More than 10m meters have been fitted so far — reflecting how the scheme is one of the biggest national installation programmes ever undertaken — but analysis by Which?, the consumer body, in February found that large energy companies would need to install 24 devices a minute, every day, for the next three years to meet the 2020 deadline.
On Tuesday, the House of Lords will examine a government bill going through parliament that is meant to underpin the smart meter programme. Labour on Friday tabled an amendment that would require ministers to outline quarterly goals for energy suppliers on the roll out of devices.
The National Audit Office, parliament’s spending watchdog, is meanwhile investigating whether the scheme will save households money, as well as the likelihood of the government hitting the 2020 deadline.
Publicly, the energy industry is committed to meeting the 2020 target. Privately, some executives have admitted they are concerned.
“It is extraordinarily challenging to meet the deadline and to do that safely,” said one executive at a utility, who declined to be named. “Given the recent bad press about the programme another challenge we face is customer acceptance. The supplier has to persuade you to have a meter installed but energy companies are not the most trusted these days.”
The last Labour government announced a smart meter campaign in 2009, which subsequent administrations have persisted with. Energy companies are required to take all reasonable steps to offer every home in Britain a device by the end of 2020. If they do not, they potentially face steep fines.
Energy suppliers are footing the bill of installing the smart meters, but the costs will be passed on to consumers in their gas and electricity bills. Ministers estimate net benefits of £5.7bn as households reduce their energy usage and suppliers have lower administrative costs.
In 2016, the government said the rollout was expected to reduce the combined gas and electricity bill for the average household by £11 in 2020 and by £47 in 2030. But suppliers fear the final cost of the scheme will be more than £11bn, reducing the net benefits.
One key problem with the scheme is technology. So far most of the meters that have been fitted are based on first-generation technology, called Smets1, and some are not interoperable between suppliers — meaning that if a customer switches energy provider the device may go “dumb” and the new utility may not be able to access the data.
Meters based on second generation technology, called Smets 2 — all of which will be interoperable between suppliers — are starting to be installed.
Perhaps the biggest issue has been repeated delays to a sophisticated wireless network that will, among other things, allow customers to switch suppliers while retaining their original meters.
The company in charge of setting up the wireless network — the Data Communications Company, part of UK-listed outsourcer Capita — declined to comment.
The Department for Business, Energy and Industrial Strategy said “designing, building and thoroughly testing a national communications and data network is a significant undertaking.
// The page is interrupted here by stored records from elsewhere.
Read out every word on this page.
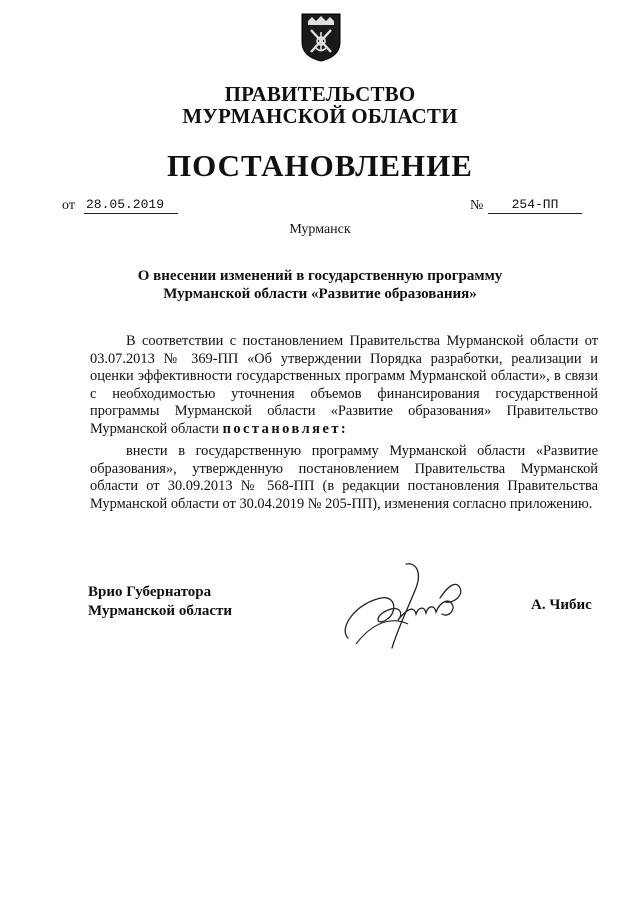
ПРАВИТЕЛЬСТВО
МУРМАНСКОЙ ОБЛАСТИ
ПОСТАНОВЛЕНИЕ
от 28.05.2019	№	254-ПП
Мурманск
О внесении изменений в государственную программу
Мурманской области «Развитие образования»
В соответствии с постановлением Правительства Мурманской области от 03.07.2013 № 369-ПП «Об утверждении Порядка разработки, реализации и оценки эффективности государственных программ Мурманской области», в связи с необходимостью уточнения объемов финансирования государственной программы Мурманской области «Развитие образования» Правительство Мурманской области постановляет:
внести в государственную программу Мурманской области «Развитие образования», утвержденную постановлением Правительства Мурманской области от 30.09.2013 № 568-ПП (в редакции постановления Правительства Мурманской области от 30.04.2019 № 205-ПП), изменения согласно приложению.
Врио Губернатора
Мурманской области	А. Чибис
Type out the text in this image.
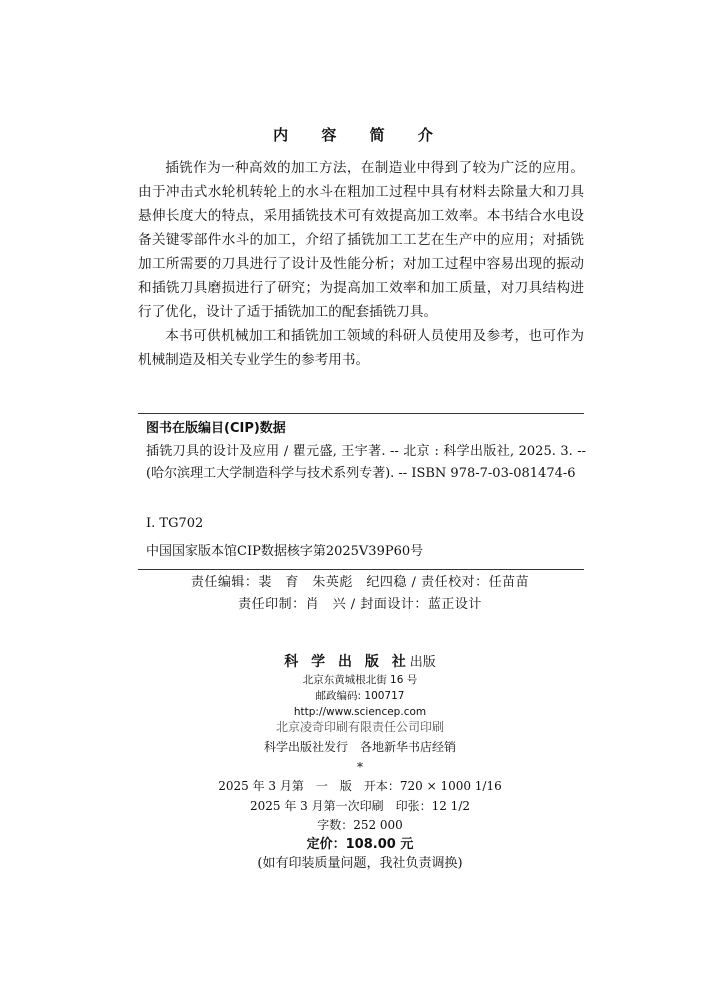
内 容 简 介

插铣作为一种高效的加工方法，在制造业中得到了较为广泛的应用。由于冲击式水轮机转轮上的水斗在粗加工过程中具有材料去除量大和刀具悬伸长度大的特点，采用插铣技术可有效提高加工效率。本书结合水电设备关键零部件水斗的加工，介绍了插铣加工工艺在生产中的应用；对插铣加工所需要的刀具进行了设计及性能分析；对加工过程中容易出现的振动和插铣刀具磨损进行了研究；为提高加工效率和加工质量，对刀具结构进行了优化，设计了适于插铣加工的配套插铣刀具。

本书可供机械加工和插铣加工领域的科研人员使用及参考，也可作为机械制造及相关专业学生的参考用书。

图书在版编目(CIP)数据
插铣刀具的设计及应用 / 瞿元盛, 王宇著. -- 北京 : 科学出版社, 2025. 3. -- (哈尔滨理工大学制造科学与技术系列专著). -- ISBN 978-7-03-081474-6
Ⅰ. TG702
中国国家版本馆CIP数据核字第2025V39P60号
责任编辑：裴　育　朱英彪　纪四稳 / 责任校对：任苗苗
责任印制：肖　兴 / 封面设计：蓝正设计
科 学 出 版 社出版
北京东黄城根北街 16 号
邮政编码: 100717
http://www.sciencep.com
北京凌奇印刷有限责任公司印刷
科学出版社发行　各地新华书店经销
*
2025 年 3 月第　一　版　开本：720 × 1000 1/16
2025 年 3 月第一次印刷　印张：12 1/2
字数：252 000
定价：108.00 元
(如有印装质量问题，我社负责调换)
It has been important to get this right”. It expects Smets1 meters to start being connected to the network by the end of this year.
Ovo, a smaller energy supplier, said: “There are challenges in encouraging consumers to book a smart meter but we believe that the introduction of the second generation meters, and introduction of Smets1 into the central network, will improve this”.
Despite the problems, the evidence shows that most customers who have had a meter fitted are satisfied with the device.
Smart Energy GB, the independent body responsible for promoting the scheme and architect of the Gaz and Leccy ads, defended the pace of the rollout.
Sacha Deshmukh, chief executive, said the public has understood what smart meters can deliver. On average, people who have one are saving 354kWh a year — the amount of energy needed to heat and power an average house for a week.
The business department said: “Millions of homes are already saving money as smart meters help them take control of their energy use, and more than 440,000 are being installed every month.”